LIRR commuters show their faces

The claim that, “a picture is worth a thousand words” is true. Looking at any image, there is always a story to tell. How did that person or people end up where they are in the photograph?

In the photo story, “Faces of the Long Island Railroad,” there are definitely some stories to tell. Many times that a person takes public transportation, they see people who they will never encounter again in their life. In other situations, it becomes a familiar crowd.

So, who are those people? That was what Julio and Carlos were trying to convey.

More so with the photos than the words, they were able to illustrate a trend about the train passengers. Just looking at the story, it seems as if the crowd is extremely diverse, from every gender, ethnic group and age.

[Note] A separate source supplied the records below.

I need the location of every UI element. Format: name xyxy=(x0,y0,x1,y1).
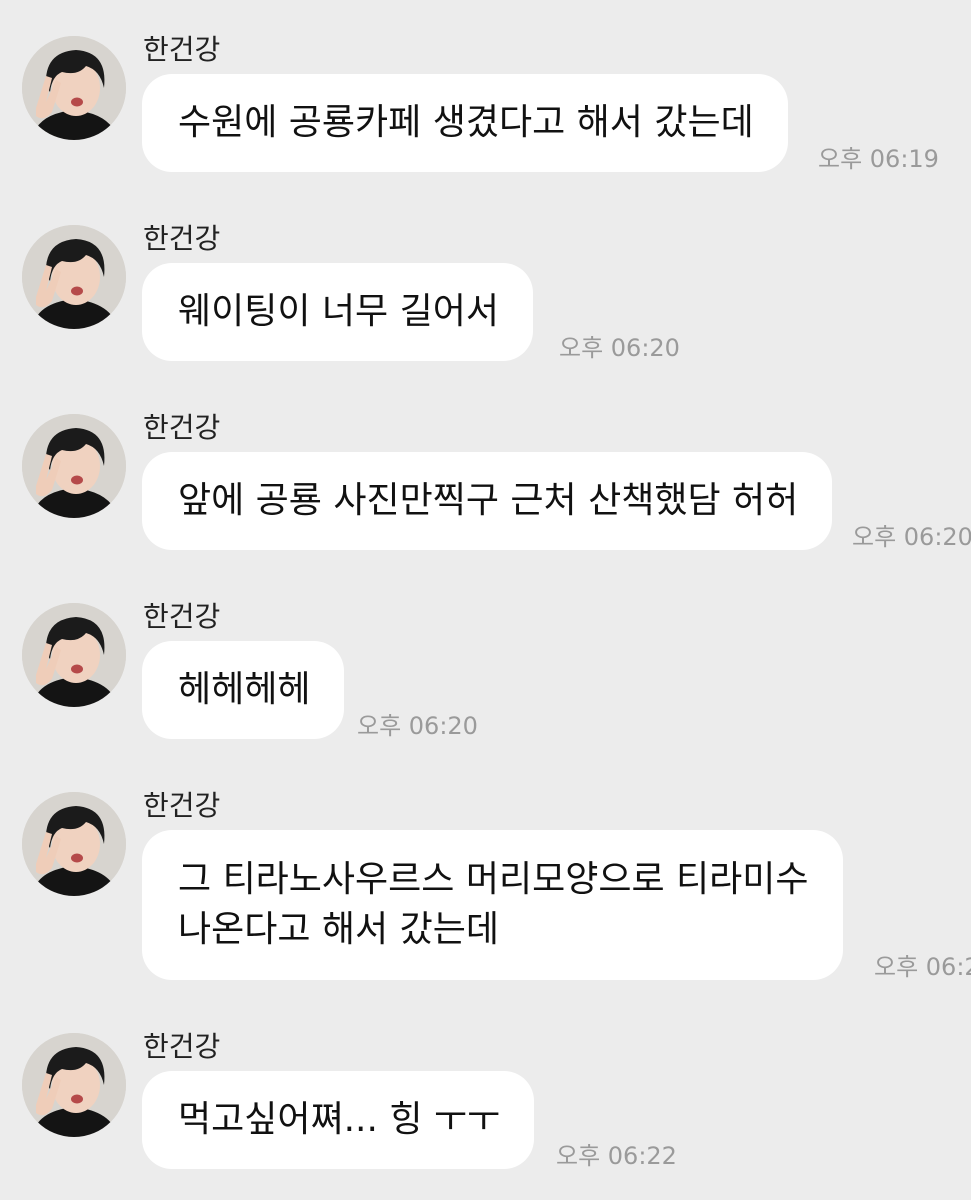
timestamp: 오후 06:19 xyxy=(818,145,939,173)
sender-name: 한건강 xyxy=(143,789,221,822)
message-text: 먹고싶어쪄... 힝 ㅜㅜ xyxy=(178,1099,501,1140)
sender-name: 한건강 xyxy=(143,1030,221,1063)
timestamp: 오후 06:22 xyxy=(556,1142,677,1170)
message-text: 나온다고 해서 갔는데 xyxy=(178,909,499,950)
avatar[interactable] xyxy=(22,36,126,140)
profile-photo-icon xyxy=(22,603,126,707)
profile-photo-icon xyxy=(22,414,126,518)
message-text: 그 티라노사우르스 머리모양으로 티라미수 xyxy=(178,859,809,900)
sender-name: 한건강 xyxy=(143,222,221,255)
message-text: 수원에 공룡카페 생겼다고 해서 갔는데 xyxy=(178,102,754,143)
avatar[interactable] xyxy=(22,1033,126,1137)
chat-view[interactable]: 한건강 수원에 공룡카페 생겼다고 해서 갔는데 오후 06:19 한건강 웨이… xyxy=(0,0,971,1200)
message-bubble[interactable]: 먹고싶어쪄... 힝 ㅜㅜ xyxy=(142,1071,535,1169)
profile-photo-icon xyxy=(22,792,126,896)
avatar[interactable] xyxy=(22,225,126,329)
timestamp: 오후 06:20 xyxy=(852,523,971,551)
sender-name: 한건강 xyxy=(143,411,221,444)
profile-photo-icon xyxy=(22,225,126,329)
avatar[interactable] xyxy=(22,792,126,896)
message-bubble[interactable]: 헤헤헤헤 xyxy=(142,641,345,739)
message-text: 웨이팅이 너무 길어서 xyxy=(178,291,499,332)
message-bubble[interactable]: 그 티라노사우르스 머리모양으로 티라미수 나온다고 해서 갔는데 xyxy=(142,830,843,980)
avatar[interactable] xyxy=(22,414,126,518)
message-bubble[interactable]: 앞에 공룡 사진만찍구 근처 산책했담 허허 xyxy=(142,452,833,550)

However, if a visitor to the blog scrolled through it quickly, they might not have noticed because of the size of the pictures. It would have been more effective to blow up the pictures and take up more space on the blog, as a large majority of the story being told comes from the image.

On that topic, it was interesting to see some of the stories that the duo were able to find out. Even though most were students, they each had different academic backgrounds, with differing opinions on the fare hike.

That being said, I think that telling their respective stories could have even been a bit better than focusing on the increased rate of traveling on the LIRR. A lot of the text in between images is attempting to give context about each of the subject’s feelings on the increase in the price of commuting, but that in a way could be a given.

Would anybody be happy about paying more money for anything?

It would have been interesting to see if the theater professor got on the train and worked on grading assignments or writing scripts. Did the students catch up on studying while they waited to get to Stony Brook or head for home?

Letting the pictures tell the story rather than in a way writing an article or blog post supplemented by images may have been more effective than it was. When the videographer, Brink, was featured, there is mention that, “the wind picked up.” It is a nice picture, but it does not necessarily show the wind, so the writing was a bit confusing.

Not that it was a bad story, it just raises questions that the viewer may want to see. That is the benefit of having a solid story idea.

A good story idea it was, as it raises curiosity. Just the whole concept of profiling strangers is engaging, as it is impossible to visualize a “stranger,” so one has to take a look at the story.

An interesting preface to the project was the duo’s social media use prior to putting together the photo story. As daily commuters themselves, Julio and Carlos have tweeted their experiences and difficulty with delays in the past.

Baring that in mind, it helped better understand that riders of the LIRR do not only have issues with paying fares and a pending increase, but that the service itself that they pay for is not perfect. In fact, it is far from it.